In questa analisi generale, l’Italia non è certo molto ben considerata. “L’Italia si configura come uno stato nazionale unificato in epoca relativamente recente – scrive ancora il rapporto da New Delhi – balcanizzato e lottizzato da secoli, in maniera non dissimile da quanto occorso a stati colonizzati in altri continenti. L’Italia (omissis) gode di un permanente capitale di simpatia per storia, cultura e bellezze naturali; ma nel bene e nel male in questa parte del globo si pensa ancora che l’Italia sia il terzo mondo dell’Europa”.
Un’Europa che nelle ultime vicende della crisi monetaria non sta facendo certo una bella figura con le sue divisioni e la sua impotenza economica, specie nei paesi del BRIC cui l’India appartiene. Ed è considerata di fatto un servo degli Usa, con la Nato che a sua volta è uno strumento squalificato della potenza imperialistica americana.
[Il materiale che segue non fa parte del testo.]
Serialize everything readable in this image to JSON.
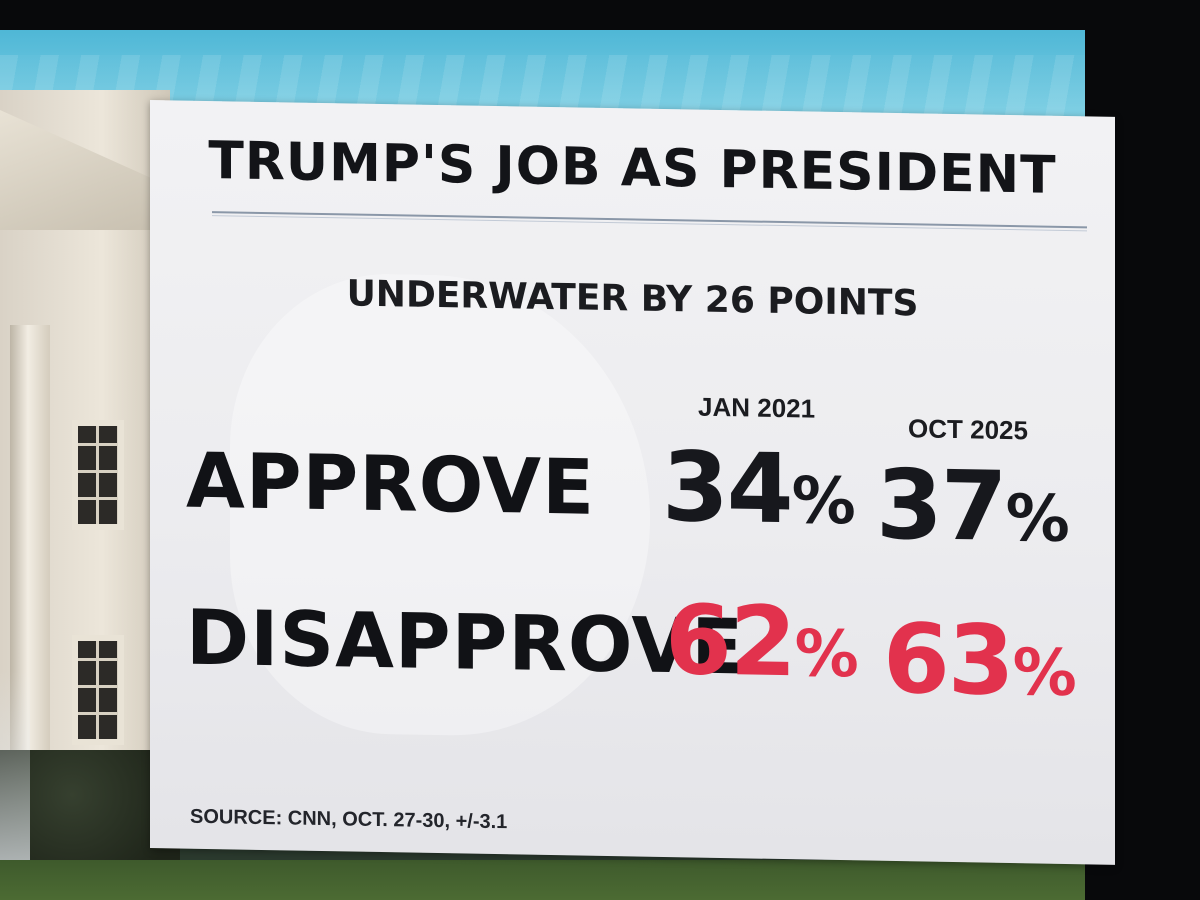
{
  "graphic": {
    "title": "TRUMP'S JOB AS PRESIDENT",
    "subtitle": "UNDERWATER BY 26 POINTS",
    "columns": [
      "JAN 2021",
      "OCT 2025"
    ],
    "rows": [
      {
        "label": "APPROVE",
        "values": [
          "34",
          "37"
        ],
        "unit": "%",
        "color": "#17181d"
      },
      {
        "label": "DISAPPROVE",
        "values": [
          "62",
          "63"
        ],
        "unit": "%",
        "color": "#e2324d"
      }
    ],
    "source": "SOURCE: CNN, OCT. 27-30, +/-3.1"
  },
  "colors": {
    "accent_red": "#e2324d",
    "text_dark": "#17181d",
    "card_background": "#efeff2",
    "sky_blue": "#4fb7d6"
  }
}
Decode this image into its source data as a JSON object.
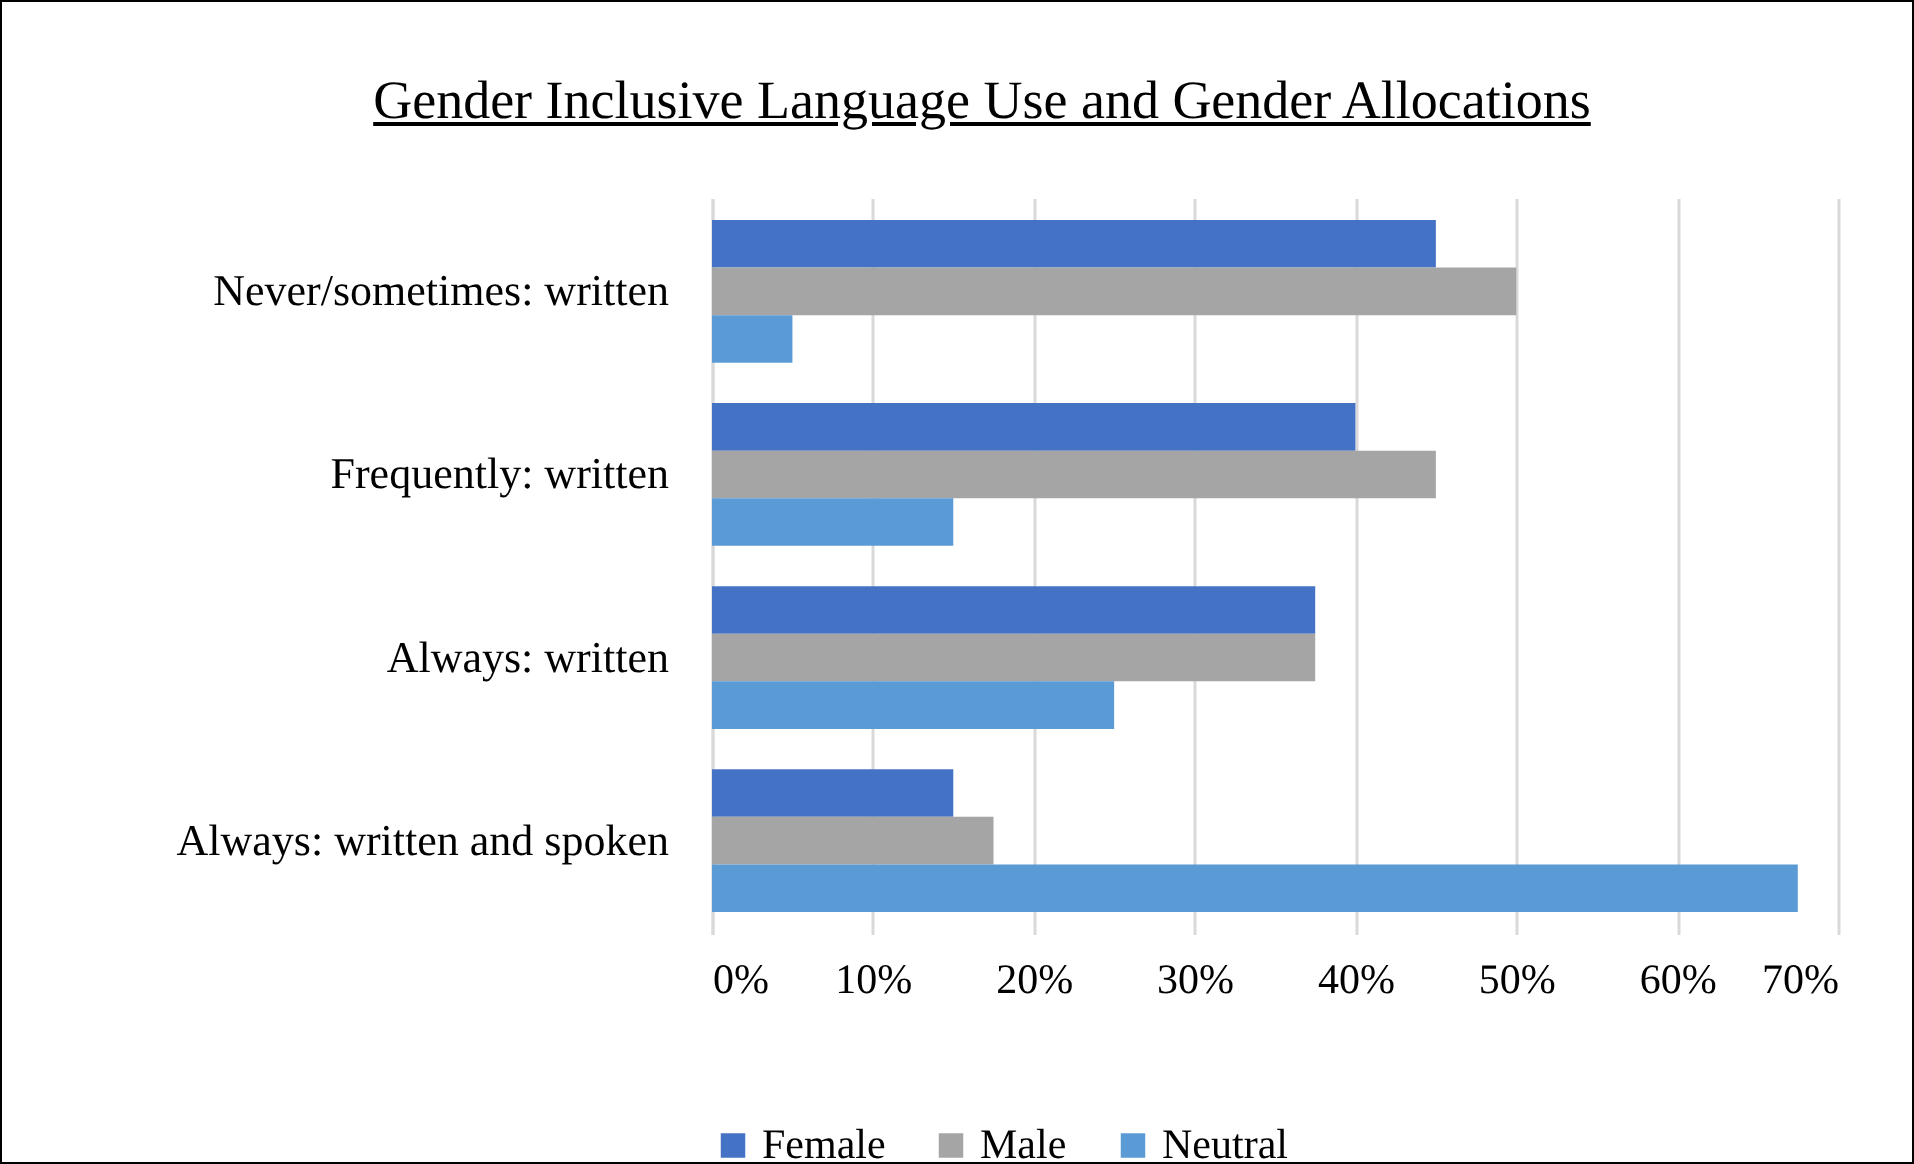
{
  "chart_data": {
    "type": "bar",
    "orientation": "horizontal",
    "title": "Gender Inclusive Language Use and Gender Allocations",
    "categories": [
      "Never/sometimes: written",
      "Frequently: written",
      "Always: written",
      "Always: written and spoken"
    ],
    "series": [
      {
        "name": "Female",
        "color": "#4472c4",
        "values": [
          45,
          40,
          37.5,
          15
        ]
      },
      {
        "name": "Male",
        "color": "#a5a5a5",
        "values": [
          50,
          45,
          37.5,
          17.5
        ]
      },
      {
        "name": "Neutral",
        "color": "#5b9bd5",
        "values": [
          5,
          15,
          25,
          67.5
        ]
      }
    ],
    "xlim": [
      0,
      70
    ],
    "xticks": [
      {
        "value": 0,
        "label": "0%"
      },
      {
        "value": 10,
        "label": "10%"
      },
      {
        "value": 20,
        "label": "20%"
      },
      {
        "value": 30,
        "label": "30%"
      },
      {
        "value": 40,
        "label": "40%"
      },
      {
        "value": 50,
        "label": "50%"
      },
      {
        "value": 60,
        "label": "60%"
      },
      {
        "value": 70,
        "label": "70%"
      }
    ],
    "grid": "x",
    "legend": "bottom"
  }
}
“Pertanto agli occhi degli indiani – conclude la relazione da New Delhi – il prestigio dell’Europa non è stato mai così basso negli ultimi decenni. Il continente è percepito da molti come un ancor prospero parco giochi vacanziero, privo di un’effettiva indipendenza, impantanato in conflitti sociali, a corto di dinamismo e avviato verso un futuro irto di difficoltà”.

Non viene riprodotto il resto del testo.